The Nantou County Government on Monday held a news conference to announce the launch of an online remote teaching pilot program for elementary-school students.
The program, designed to increase the quality of education in the county’s resource-scarce elementary schools, employs information technology to allow students access to highly rated teachers and other resources, the Nantou Department of Education said.
Fifteen elementary schools in Nantou are enrolled in the program, as well as 13 schools in New Taipei City, Kaohsiung and Pingtung County, the department said.
The schools involved are to dedicate one class per week to online education, the department said.

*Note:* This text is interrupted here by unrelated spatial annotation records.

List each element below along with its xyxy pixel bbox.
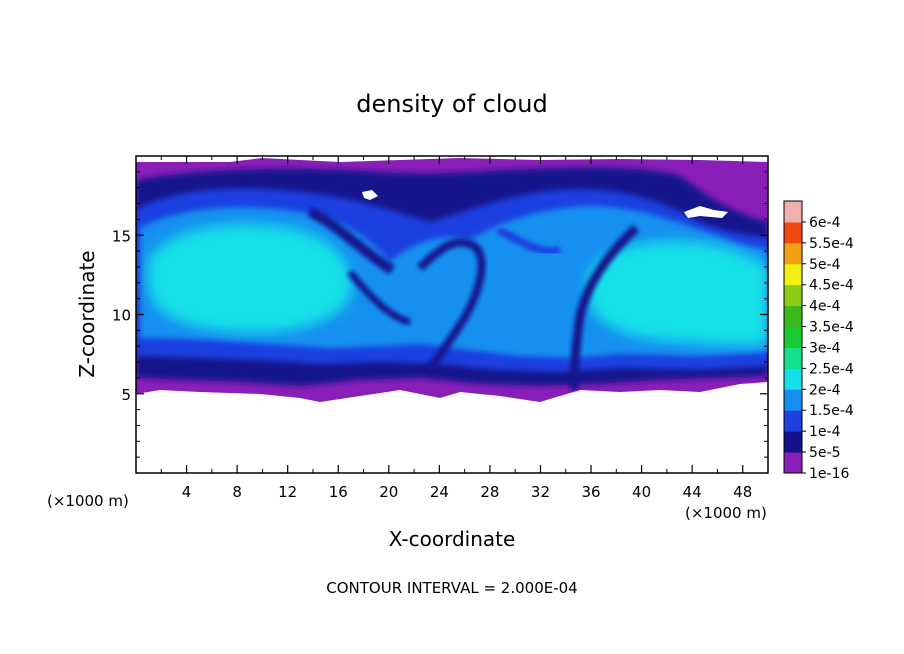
dark-streak <box>307 207 395 275</box>
contour-interval-label: CONTOUR INTERVAL = 2.000E-04 <box>326 579 577 597</box>
colorbar-swatch <box>784 431 802 453</box>
colorbar-label: 1e-4 <box>809 424 841 440</box>
x-tick-label: 44 <box>683 483 702 501</box>
x-tick-label: 24 <box>430 483 449 501</box>
cloud-gap <box>684 206 728 218</box>
colorbar-label: 4.5e-4 <box>809 278 854 294</box>
y-tick-label: 15 <box>112 227 131 245</box>
colorbar-frame <box>783 200 803 474</box>
colorbar-label: 2.5e-4 <box>809 361 854 377</box>
colorbar-swatch <box>784 263 802 286</box>
right-cloud-core <box>587 241 768 345</box>
colorbar-label: 5e-5 <box>809 445 840 461</box>
colorbar-swatch <box>784 242 802 265</box>
colorbar-label: 1.5e-4 <box>809 403 854 419</box>
colorbar-label: 1e-16 <box>809 466 849 482</box>
colorbar-swatch <box>784 410 802 432</box>
colorbar-label: 3.5e-4 <box>809 320 854 336</box>
chart-title: density of cloud <box>356 90 547 118</box>
cloud-gap <box>362 190 378 200</box>
colorbar-swatch <box>784 201 802 223</box>
x-tick-label: 16 <box>329 483 348 501</box>
y-axis-label: Z-coordinate <box>75 250 99 377</box>
colorbar-swatch <box>784 347 802 369</box>
x-tick-label: 4 <box>182 483 192 501</box>
x-tick-label: 28 <box>480 483 499 501</box>
y-tick-label: 10 <box>112 307 131 325</box>
x-tick-label: 8 <box>232 483 242 501</box>
x-axis: 4 8 12 16 20 24 28 32 36 40 44 48 <box>160 156 752 501</box>
colorbar-swatch <box>784 305 802 328</box>
colorbar-label: 5e-4 <box>809 257 841 273</box>
colorbar-swatch <box>784 389 802 411</box>
colorbar-label: 2e-4 <box>809 382 841 398</box>
colorbar-label: 3e-4 <box>809 340 841 356</box>
x-tick-label: 40 <box>632 483 651 501</box>
x-axis-label: X-coordinate <box>389 527 516 551</box>
x-tick-label: 36 <box>581 483 600 501</box>
x-unit-label-right: (×1000 m) <box>685 504 767 522</box>
x-tick-label: 20 <box>379 483 398 501</box>
left-cloud-core <box>148 224 352 333</box>
colorbar-label: 4e-4 <box>809 299 841 315</box>
colorbar-label: 5.5e-4 <box>809 236 854 252</box>
x-tick-label: 12 <box>278 483 297 501</box>
colorbar-swatch <box>784 452 802 474</box>
colorbar-swatch <box>784 284 802 307</box>
dark-streak <box>347 269 411 326</box>
x-unit-label-left: (×1000 m) <box>47 492 129 510</box>
dark-streak <box>417 238 486 375</box>
x-tick-label: 48 <box>733 483 752 501</box>
colorbar-swatch <box>784 368 802 390</box>
colorbar-swatch <box>784 326 802 348</box>
dark-streak <box>496 226 562 256</box>
colorbar-swatch <box>784 221 802 244</box>
colorbar-label: 6e-4 <box>809 215 841 231</box>
cloud-field <box>136 158 768 402</box>
dark-streak <box>569 224 640 391</box>
colorbar: 1e-16 5e-5 1e-4 1.5e-4 2e-4 2.5e-4 3e-4 3.5e-4 4… <box>783 200 854 482</box>
x-tick-label: 32 <box>531 483 550 501</box>
y-tick-label: 5 <box>121 386 131 404</box>
y-axis: 5 10 15 <box>112 171 768 458</box>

The program offers four technology-assisted teaching subprograms: mobile and digital reading, Thao culture, a flipped classroom model module, robotics, and science and tourism-oriented English, the department said, adding that schools can choose modules best adapted to their needs.
For example, participating schools in Puli Township (埔里) and Yuchi Township (魚池) — which have a high proportion of children of the Thao Aboriginal community — decided to select the Thao module, and Jhushan Township’s (竹山) Liyues Elementary School — which is near the Taji Splendor Land tourism area — is to focus on tourism-oriented English, the department said.
At the news conference, officials and guests also used online teaching software to interact with elementary-school students in the Philippines, which the county government said would be used in the future for its proposed international English-language education with its Philippine partners.
Event organizers also connected children from three schools participating in the pilot program to electroencephalogram remote-control devices and taught them to how control toy cars on a miniature race track by using their brainwaves.